I didn’t find it possible to forget this was a screened production, although its live-streamed nature did give it an edge. It was also very much a piece of theatre. The staging was minimalist, dominated by a brick back wall onto which slogans were at times graffitied, reminders of all those other walls from Ancient Rome to Berlin and the West Bank Barrier on which the powerless have expressed their discontents.

 

And for much of the time the actors, when not performing, sat on chairs set against the wall. In part, this gave the sense of a rehearsal, but more powerfully seemed a link to the origins of theatre. They were like a mute chorus, silently commenting on Martius’s classic tragic arc from war hero to double traitor and corpse.

 

The critics generally agreed that Tom Hiddleston’s performance was outstanding.
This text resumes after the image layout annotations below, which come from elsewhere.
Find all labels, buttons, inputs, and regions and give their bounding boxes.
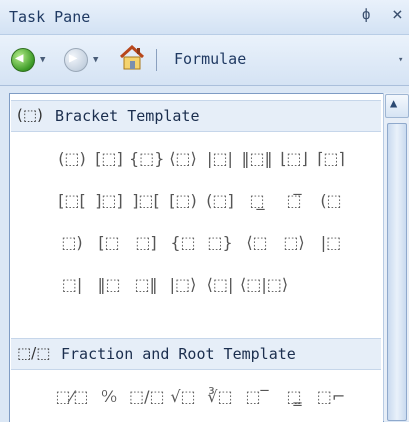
- task-pane-title-bar: Task Pane ф ×: [0, 0, 409, 35]
- template-button[interactable]: ‖⬚‖: [240, 144, 274, 174]
- template-button[interactable]: ⬚|: [55, 270, 89, 300]
- template-button[interactable]: ⬚/⬚: [129, 382, 165, 412]
- template-button[interactable]: [⬚: [92, 228, 126, 258]
- template-list: (⬚) Bracket Template (⬚) [⬚] {⬚} ⟨⬚⟩ |⬚|…: [9, 93, 384, 422]
- template-button[interactable]: ⌈⬚⌉: [314, 144, 348, 174]
- scroll-thumb[interactable]: [387, 123, 407, 421]
- pane-selector-dropdown[interactable]: ▾: [398, 55, 403, 65]
- template-button[interactable]: ⬚̅: [277, 186, 311, 216]
- close-icon[interactable]: ×: [392, 4, 403, 25]
- fraction-template-icon: ⬚/⬚: [17, 344, 51, 362]
- scroll-up-button[interactable]: ▲: [385, 94, 409, 118]
- task-pane-toolbar: ◀ ▼ ▶ ▼ Formulae ▾: [0, 35, 409, 86]
- back-history-dropdown[interactable]: ▼: [40, 55, 45, 65]
- template-button[interactable]: ]⬚]: [92, 186, 126, 216]
- toolbar-separator: [156, 49, 157, 71]
- task-pane-title: Task Pane: [9, 8, 91, 26]
- template-button[interactable]: ⟨⬚|: [203, 270, 237, 300]
- template-button[interactable]: (⬚]: [203, 186, 237, 216]
- template-button[interactable]: ⬚}: [203, 228, 237, 258]
- template-button[interactable]: ⟨⬚⟩: [166, 144, 200, 174]
- template-button[interactable]: {⬚: [166, 228, 200, 258]
- template-button[interactable]: |⬚⟩: [166, 270, 200, 300]
- template-button[interactable]: ⬚‾: [240, 382, 274, 412]
- back-arrow-icon[interactable]: ◀: [11, 48, 35, 72]
- section-fraction-root-template[interactable]: ⬚/⬚ Fraction and Root Template: [11, 338, 381, 370]
- template-button[interactable]: ]⬚[: [129, 186, 163, 216]
- template-button[interactable]: √⬚: [166, 382, 200, 412]
- template-button[interactable]: ⬚⁄⬚: [55, 382, 89, 412]
- template-button[interactable]: ⬚⌐: [314, 382, 348, 412]
- template-button[interactable]: {⬚}: [129, 144, 164, 174]
- template-button[interactable]: ⬚]: [129, 228, 163, 258]
- home-icon[interactable]: [118, 44, 146, 71]
- forward-arrow-icon[interactable]: ▶: [64, 48, 88, 72]
- template-button[interactable]: ⟨⬚: [240, 228, 274, 258]
- bracket-template-icon: (⬚): [17, 106, 43, 124]
- forward-history-dropdown[interactable]: ▼: [93, 55, 98, 65]
- template-button[interactable]: [⬚]: [92, 144, 126, 174]
- template-button[interactable]: ∛⬚: [203, 382, 237, 412]
- template-button[interactable]: ⬚̲: [240, 186, 274, 216]
- section-title: Fraction and Root Template: [61, 345, 296, 363]
- template-button[interactable]: ⬚‖: [129, 270, 163, 300]
- template-button[interactable]: ⁰⁄₀: [92, 382, 126, 412]
- template-button[interactable]: (⬚: [314, 186, 348, 216]
- pane-selector-label[interactable]: Formulae: [174, 50, 246, 68]
- template-button[interactable]: |⬚|: [203, 144, 237, 174]
- pin-icon[interactable]: ф: [362, 7, 370, 23]
- template-button[interactable]: ⬚⟩: [277, 228, 311, 258]
- section-bracket-template[interactable]: (⬚) Bracket Template: [11, 100, 381, 132]
- template-button[interactable]: ⬚): [55, 228, 89, 258]
- template-button[interactable]: [⬚): [166, 186, 200, 216]
- template-button[interactable]: ⌊⬚⌋: [277, 144, 311, 174]
- template-button[interactable]: ⟨⬚|⬚⟩: [240, 270, 288, 300]
- chevron-up-icon: ▲: [390, 96, 398, 110]
- section-title: Bracket Template: [55, 107, 200, 125]
- template-button[interactable]: [⬚[: [55, 186, 89, 216]
- vertical-scrollbar[interactable]: ▲: [383, 93, 409, 421]
- template-button[interactable]: |⬚: [314, 228, 348, 258]
- template-button[interactable]: ⬚̳: [277, 382, 311, 412]
- template-button[interactable]: ‖⬚: [92, 270, 126, 300]
- template-button[interactable]: (⬚): [55, 144, 89, 174]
I didn’t entirely share that view. I couldn’t escape the feeling that Martius was basically an idiot and that with a little more tact the whole mess could have been avoided. I know that’s like saying that if only Macbeth had been a little less ambitious or Othello slightly more trusting of Desdemona they wouldn’t all have ended up untimely dead, but I couldn’t quite believe in or care enough about the character Hiddleston portrayed. Why couldn’t he just have been a little nicer to the plebs? How come he thought it such a great idea to take up sides with his fiercest enemy?

 

There was though, real pathos in the scene with his mother, Volumnia, played by Deborah Findlay, as she, Virgilia, and his son plead with Martius to spare Rome – knowing that were he to do so he would condemn himself to death. When it came, it too had an emotional charge. Hiddleston was hung centre stage by his ankles, like a carcass in an abattoir - a cross between routine butchery and animal sacrifice.

 

Whether I would have been more willing to suspend disbelief had I seen the performance live is imponderable. The friends I went with were gripped by the drama, so I guess the failing was probably mine, not Tom’s. But there was much that I enjoyed along the way, not least a gifted portrayal of Mennenius by Mark Gatiss which added much deft humour.

 

It was notable that the Donmar audience found more to be amused by than we in the Attfield. They might have been responding to things out of camera shot, or perhaps picked up on nuances lost on screen. At the close, when the London audience applauded there was uncertainty with us – was it appropriate to clap or not? A few tried, but most simply picked up coats and headed for the exit.

 

It’s been said the play is more relevant now than ever, with a greater disparity of wealth in the UK even than in Victorian times. While Pay-Day loan firms multiply, the government that cuts housing benefits for the disabled is stuffed with millionaires and led by an ex-Etonian. It shouldn’t come as a surprise, really, that the cast of a play that turns on patrician contempt for the poor should be led by another old Etonian, Tom Hiddleston.

 

But it would be unfair to hold his schooling against him. He put in a strong performance and for those of us who can’t afford £2000 for a black market ticket, the live-streamed production was a great way to share the drama. Next up, King Lear on May 1. I have booked my place already. It cost £12. A snip.